Por Martín Cristal
|
Otro rasgo de La casa de hojas es el fuerte uso de la ironía, muchas veces centrada en desacreditar o poner en tela de juicio al propio libro, el cual contiene comentarios sobre sí mismo y hasta lineamientos de lectura; por momentos uno siente que Danielewski intenta orientarlo demasiado sobre cómo interpretar su propia obra.
Lo único que argumentalmente no me cerró del todo es que, habiéndose producido bibliografía tan abundante sobre El expediente Navidson en tan poco tiempo —lo cual habla del suceso que representa el descubrimiento de la casa—, Truant no sepa absolutamente nada sobre el documental ni sobre Ash Tree Lane desde antes de encontrar los escritos de Zampanò. Son hechos extraordinarios y no de un pasado remoto —no hay ni una década de diferencia entre los sucesos y el momento en que Truant se hace de los papeles del viejo—; y aunque todo sucedió en la costa opuesta del país, la abundancia de citas bibliográficas (no todas académicas) sugiere que el tema fue tratado en diversos medios a los que Truant podría haber tenido acceso. (Esto asumiendo que no sea todo una invención de Zampanó, con citas y todo).
Tampoco me convence el uso que Danielewski hace de la historia de la foto —tan conocida— de la niña africana y el buitre, para aplicársela a la biografía de Navidson. (¿Quizás en los noventa todavía no era una historia tan conocida? Siento que esa superposición debilita al personaje de Navidson).
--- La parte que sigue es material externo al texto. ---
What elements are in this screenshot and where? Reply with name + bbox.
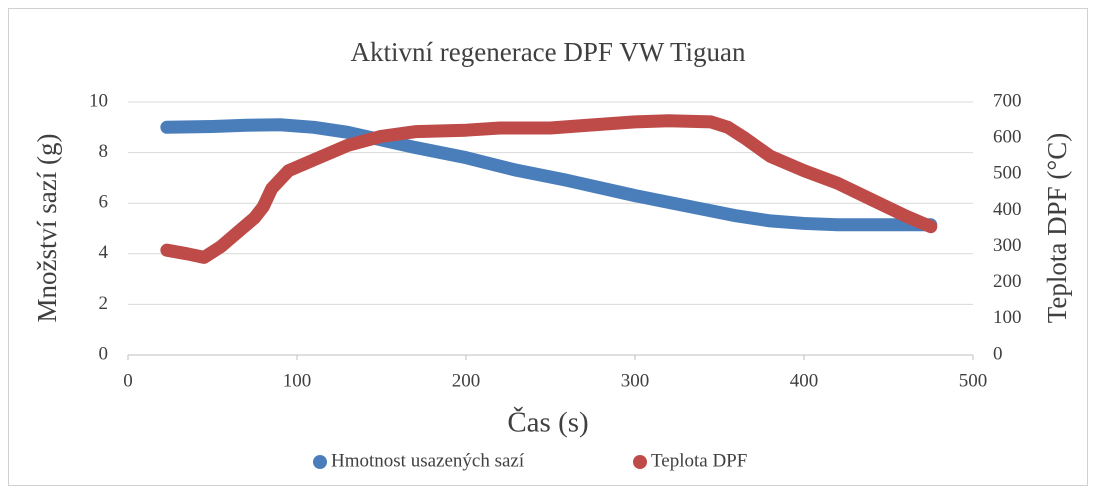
y2-tick-label: 100 [993,307,1022,328]
x-axis-label: Čas (s) [507,406,588,439]
x-tick-label: 300 [621,370,650,391]
y2-tick-label: 0 [993,343,1003,364]
y-tick-label: 0 [99,343,109,364]
legend-label: Teplota DPF [651,450,747,471]
chart-border [8,8,1088,486]
x-tick-label: 200 [452,370,481,391]
x-tick-label: 0 [123,370,133,391]
series-trace [160,114,938,264]
x-tick-label: 500 [959,370,988,391]
series-trace [160,118,938,232]
y2-tick-label: 200 [993,271,1022,292]
x-tick-label: 400 [790,370,819,391]
legend-label: Hmotnost usazených sazí [331,450,525,471]
legend-marker [633,455,647,469]
y-tick-label: 8 [99,141,109,162]
legend-marker [313,455,327,469]
y2-tick-label: 300 [993,235,1022,256]
chart-title: Aktivní regenerace DPF VW Tiguan [351,37,746,67]
x-tick-label: 100 [283,370,312,391]
y-axis-label: Množství sazí (g) [32,134,62,323]
y2-axis-label: Teplota DPF (°C) [1042,133,1072,323]
y2-tick-label: 500 [993,163,1022,184]
y-tick-label: 4 [99,242,109,263]
y-tick-label: 2 [99,293,109,314]
y2-tick-label: 700 [993,90,1022,111]
y-tick-label: 10 [89,90,108,111]
y2-tick-label: 600 [993,127,1022,148]
y-tick-label: 6 [99,192,109,213]
y2-tick-label: 400 [993,199,1022,220]
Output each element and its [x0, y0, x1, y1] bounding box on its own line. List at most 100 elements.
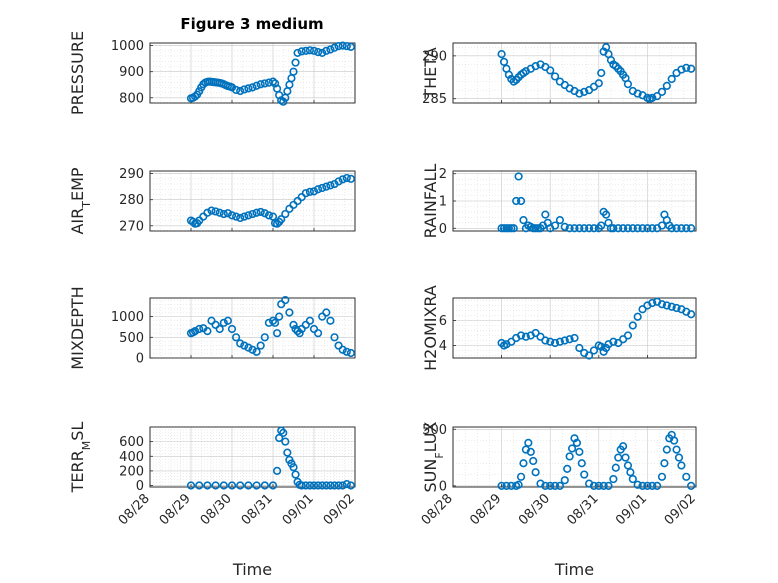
data-point [232, 212, 241, 221]
data-point [653, 92, 662, 101]
data-point [305, 481, 315, 490]
data-point [232, 333, 241, 342]
data-point [589, 224, 599, 233]
data-point [514, 172, 523, 181]
y-tick-label: 1000 [111, 39, 144, 54]
data-point [516, 331, 526, 340]
data-point [275, 312, 284, 321]
data-point [277, 426, 286, 435]
data-point [643, 224, 652, 233]
data-point [322, 481, 331, 490]
data-point [273, 219, 282, 228]
data-point [195, 481, 204, 490]
data-point [227, 481, 237, 490]
data-point [297, 481, 306, 490]
data-point [662, 301, 671, 310]
data-point [565, 452, 574, 461]
data-point [687, 310, 696, 319]
data-point [555, 481, 565, 490]
data-point [653, 481, 662, 490]
data-point [203, 481, 212, 490]
y-tick-label: 800 [119, 91, 144, 106]
data-point [285, 308, 294, 317]
data-point [186, 481, 196, 490]
data-point [264, 211, 274, 220]
data-point [677, 224, 686, 233]
data-point [550, 338, 560, 348]
data-point [580, 470, 589, 479]
data-point [623, 80, 633, 89]
axes-frame [452, 297, 697, 359]
x-tick-label: 08/28 [116, 491, 153, 528]
data-point [309, 481, 319, 490]
data-point [207, 316, 216, 325]
data-point [281, 437, 290, 446]
y-tick-label: 1000 [111, 310, 144, 325]
data-point [281, 295, 290, 305]
data-point [584, 351, 594, 360]
data-point [682, 63, 691, 72]
axes-frame [149, 170, 356, 232]
y-tick-label: 900 [119, 65, 144, 80]
data-point [248, 83, 257, 92]
y-tick-label: 400 [119, 450, 144, 465]
data-point [648, 93, 657, 102]
data-point [497, 50, 506, 59]
y-tick-label: 0 [136, 352, 144, 367]
data-point [677, 461, 686, 470]
data-point [499, 57, 509, 66]
axes-frame [149, 426, 356, 488]
y-axis-label: PRESSURE [68, 31, 87, 115]
y-tick-label: 280 [119, 193, 144, 208]
data-point [509, 224, 518, 233]
data-point [291, 58, 300, 67]
y-tick-label: 2 [439, 167, 447, 182]
data-point [338, 175, 347, 184]
data-point [567, 444, 577, 453]
data-point [633, 480, 642, 489]
data-point [256, 341, 265, 350]
x-tick-label: 08/31 [239, 491, 276, 528]
axes-frame [149, 42, 356, 104]
figure-title: Figure 3 medium [180, 15, 323, 33]
x-tick-label: 09/02 [662, 491, 699, 528]
data-point [256, 207, 265, 217]
y-tick-label: 4 [439, 339, 447, 354]
y-tick-label: 0 [439, 479, 447, 494]
data-point [293, 327, 302, 336]
data-point [609, 337, 618, 346]
data-point [677, 65, 686, 74]
data-point [628, 321, 637, 330]
data-point [330, 43, 339, 52]
y-tick-label: 290 [422, 49, 447, 64]
data-point [334, 341, 343, 350]
data-point [604, 481, 613, 490]
data-point [342, 173, 351, 183]
data-point [215, 208, 224, 217]
x-axis-label: Time [232, 560, 272, 579]
y-axis-label: H2OMIXRA [421, 285, 440, 371]
y-axis-label: THETA [421, 47, 440, 99]
data-point [277, 300, 286, 309]
x-axis-label: Time [554, 560, 594, 579]
data-point [322, 182, 331, 191]
data-point [687, 481, 696, 490]
data-point [519, 459, 528, 468]
data-point [623, 224, 633, 233]
data-point [623, 331, 633, 340]
data-point [342, 479, 351, 489]
data-point [667, 302, 676, 311]
data-point [667, 74, 676, 84]
data-point [674, 453, 684, 462]
data-point [322, 308, 331, 317]
data-point [667, 224, 676, 233]
data-point [326, 481, 335, 490]
data-point [203, 208, 212, 217]
data-point [657, 300, 667, 309]
data-point [291, 470, 300, 479]
data-point [219, 318, 228, 327]
data-point [273, 329, 282, 338]
data-point [618, 224, 628, 233]
data-point [211, 481, 220, 490]
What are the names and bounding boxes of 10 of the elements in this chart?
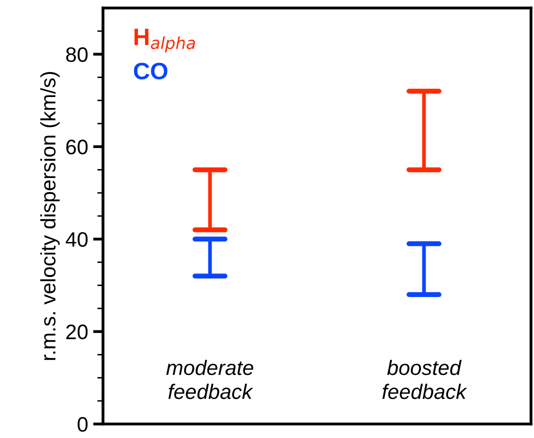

El libro se completa con una serie de apéndices a los que —con la debida excepción de las cartas de la madre de Truant— les caben las palabras de Cortázar en su temprano comentario sobre los libros VI y VII del Adán Buenosayres marechaliano:
“…podrían desglosarse […] con sensible beneficio para la arquitectura de la obra; tal como están, resulta difícil juzgarlos si no es en función de addenda y documentación; carecen del color y del calor de la novela propiamente dicha, y se ofrecen un poco como las notas que el escrúpulo del biógrafo incorpora para librarse por fin y del todo de su fichero”.
También se incluye un índice analítico muy útil para la relectura (con algunos chistes internos, como incluir entre sus entradas las palabras “no” o “etc.”).
Hay páginas que fluyen como agua, por centrarse en los hechos de la casa (o por tener muy poco texto en ellas); otras se empantanan por las exasperantes digresiones, por la minucia (o por la tipografía abigarrada). La lectura promedia así una resignada velocidad crucero. Es recomendable no dilatar ese pulso para disfrutar de cierta continuidad y percibir mejor la unidad del conjunto.
Quienes busquen hundirse en una experiencia de lectura diferente, que requiera de ellos constancia y una participación atenta, encontrarán en La casa de hojas el laberinto ideal para perderse: como la casa de Ash Tree Lane —y como los buenos libros—, esta novela también es más grande por dentro que por fuera. Para los demás lectores existe la primera línea del libro, un desafío irónico impreso en tipografía Courier, solito en una página blanca. Dice:
|
Esto no es para ti. [*]
|
_______
[*] Epígrafe que recuerda al de Milorad Pavic en el Diccionario jázaro —otro libro borgeano y laberíntico, aunque de prosa y estructura más refinadas—. El de Pavic decía: “Aquí yace el lector que nunca abrirá este libro. Aquí está, muerto para siempre”. Ambos epígrafes funcionan como un aliento por el negativo: son desafíos lanzados al verdadero lector.